Net: These are stor…

Net: These are stormy days in Netland. Political sensitivities are at a peak, with readers valiantly defending our prized freedoms (and writing anagrams, of course). We won’t even TOUCH Clinton today — too many other important topics at hand.

From Superfan: I couldn’t agree more with Amendment One, in the fact that Marver should be allowed to speak in free will throughout the course of the Gophers hoops season. A gifted orator such as Marver should never be held back when speaking his mind Net: We felt the same way when Ted Kaczynski wanted to represent himself, or delivering a quick postgame quote with a slightly sarcastic punch line. All great thoughts should be expressed, and while Marver is in exile, men’s basketball articles in the Daily just don’t seem quite like the finished product as they were before.
My theory towards this problem is to heed the advice of Michael Rand, and we free Marver. Free him from all the indignities and violations of the First Amendment of our beloved Constitution. Net: Sorry. “Breaking Barriers” takes precedence in the locker room. Free him from wearing tape on his mouth during pre-game warm-ups to keep him silenced. Net: Hey — that’s a fashion statement. Only then will the world be a better place.

Net: More, more and more anagrams! It’s the latest craze! C’mon and join the frenzy!
From Anagramaster: Thought I’d try my hand at penning some anagrams:
Mark Yudof:
My OK Fraud
Nils Hasselmo:
No slim hassle
Smallish nose
Hi, smell no ass

William Clinton:
I’m Non-Clit Will
I’m a Lincoln Wilt

Paula Jones:
Japan Louse

Monica Lewinksy:
A known icy smile
Lick me is no yawn
Me in a silky cow

Thank you for your time.

From Princess of Power: OK, off my soap box (for now).
Now for a few gripes: Elevators. Has anyone else noticed that the elevator in Folwell Hall is THE slowest elevator on campus??? Net: Of course. That’s the one reserved for Steven Tyler when he wants to go doooowwwwwnnnn. What would it take to get someone to speed that thing up? An act of Congress? How annoying!
The corner of 15th and University. I’m not a car driver, just a rather pedestrian pedestrian. But the people who cross University at 15th really piss me off! There’s a left-hand light so that cars turning left onto University can do so before traffic starts heading their way. When it’s lit, the “No Walking” sign is lit. Does this deter anyone? NOOOO! I can’t count how many times I’ve stood on the corner waiting for the “Walk” sign to appear watching all these pedestrians cross the street, forcing cars to angrily wait for a clearing. Net: Be gentle. For many, it’s their only rebellion against automotive hegemony. It’s probably a good thing I don’t drive, ’cause I’d just plow right through the whole mess of students there. Net: It’s too bad you weren’t in the National Guard around 1970.
If you can’t take the time to read and obey the rules, why should I?
Finally, where have all the squirrels gone? I haven’t seen very many of them this winter. Net: I bet our readers would know. Any ideas???
Thanks, oh Great and Powerful Network!!! Net: No problem.

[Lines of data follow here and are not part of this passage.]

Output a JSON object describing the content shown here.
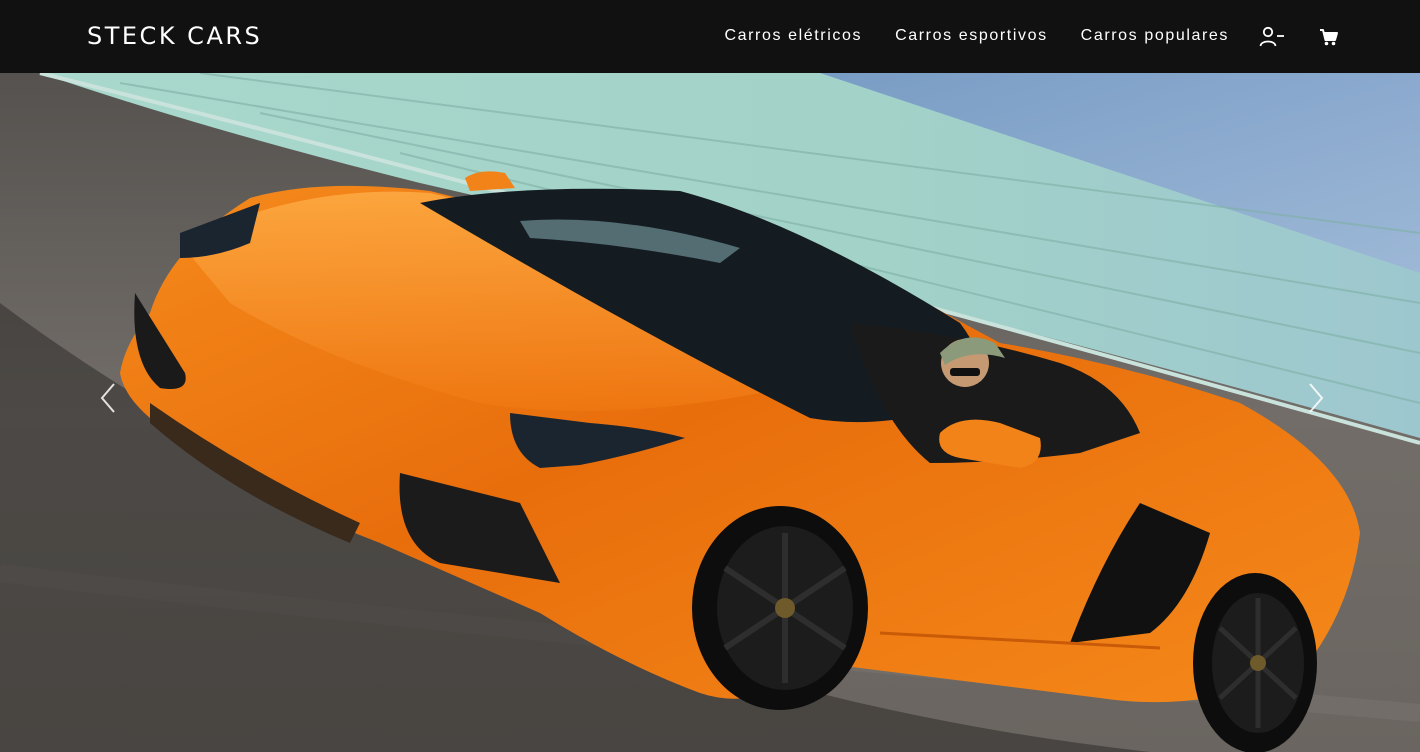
{
  "header": {
    "brand": "STECK CARS",
    "nav": [
      {
        "label": "Carros elétricos"
      },
      {
        "label": "Carros esportivos"
      },
      {
        "label": "Carros populares"
      }
    ],
    "icons": {
      "user": "user-minus-icon",
      "cart": "cart-icon"
    }
  },
  "carousel": {
    "slide_image": "orange-convertible-sports-car",
    "controls": {
      "prev": "chevron-left-icon",
      "next": "chevron-right-icon"
    }
  },
  "colors": {
    "navbar_bg": "#111111",
    "nav_text": "#ffffff",
    "car_body": "#f07a12",
    "wall": "#9fd0c4",
    "road": "#6b6762"
  }
}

From The Marlboro Camel: I have a little something to say about smokers.
Do all smokers have to be inconciderate? Net: Do all non-smokers have to be bad spellers? I am sick and tired of having to run through a gantlet of smokers just to get to class four times a day, and whoever made up that crap about “holding your breath,” I’d like to see him Net: Genderer. try to do it while running and dodging the dark haze that blinds the entrance to a building — it’s NOT easy. Net: You think smoking is easy? The safety of the American Way depends on big tobacco — at least in election years. Oh, but this nuisance is not just troublesome on your way in but it also is a problem on your way out. Is it that hard to light up and contaminate your lungs at least 40 feet away from a place where many healthy people will be walking? Net: Have you ever tried moving a 50-pound oxygen tank over 40 feet of packed ice? I also hate smelling the remnants of smokers past when entering or leaving a building Net: That’s why the tobacco industry invented fire escapes, and I long for the day that I can walk from class to class without being in full target of someone’s smoke trail. It is very disturbing when you become the unfortunate Net: You forgot pious and self-righteous one in a class or in the computer lab who gets to sit next to a smoker. Net: Why do you think we started smoking in the first place? You may think you don’t smell, but believe me, YOU DO!!! Net: WE KNOW!!! It is not only disgusting but also a major turn-OFF! Net: So are EXCLAMATION POINTS! Clean up yourselves and be more considerate — after all it is your choice to increase your chances of getting lung cancer or other diseases, but when you risk others’ lives just to satisfy your cravings, that’s just plain selfish! Net: So is taking food out of the stomachs of tobacco farmers’ children, kid! Tobacco farming is the first, and greatest, American industry. This year’s Clinton budget uses the all-American (legal) bud to fund teachers and health care. So get with the Way (and have, as always, a beautiful day).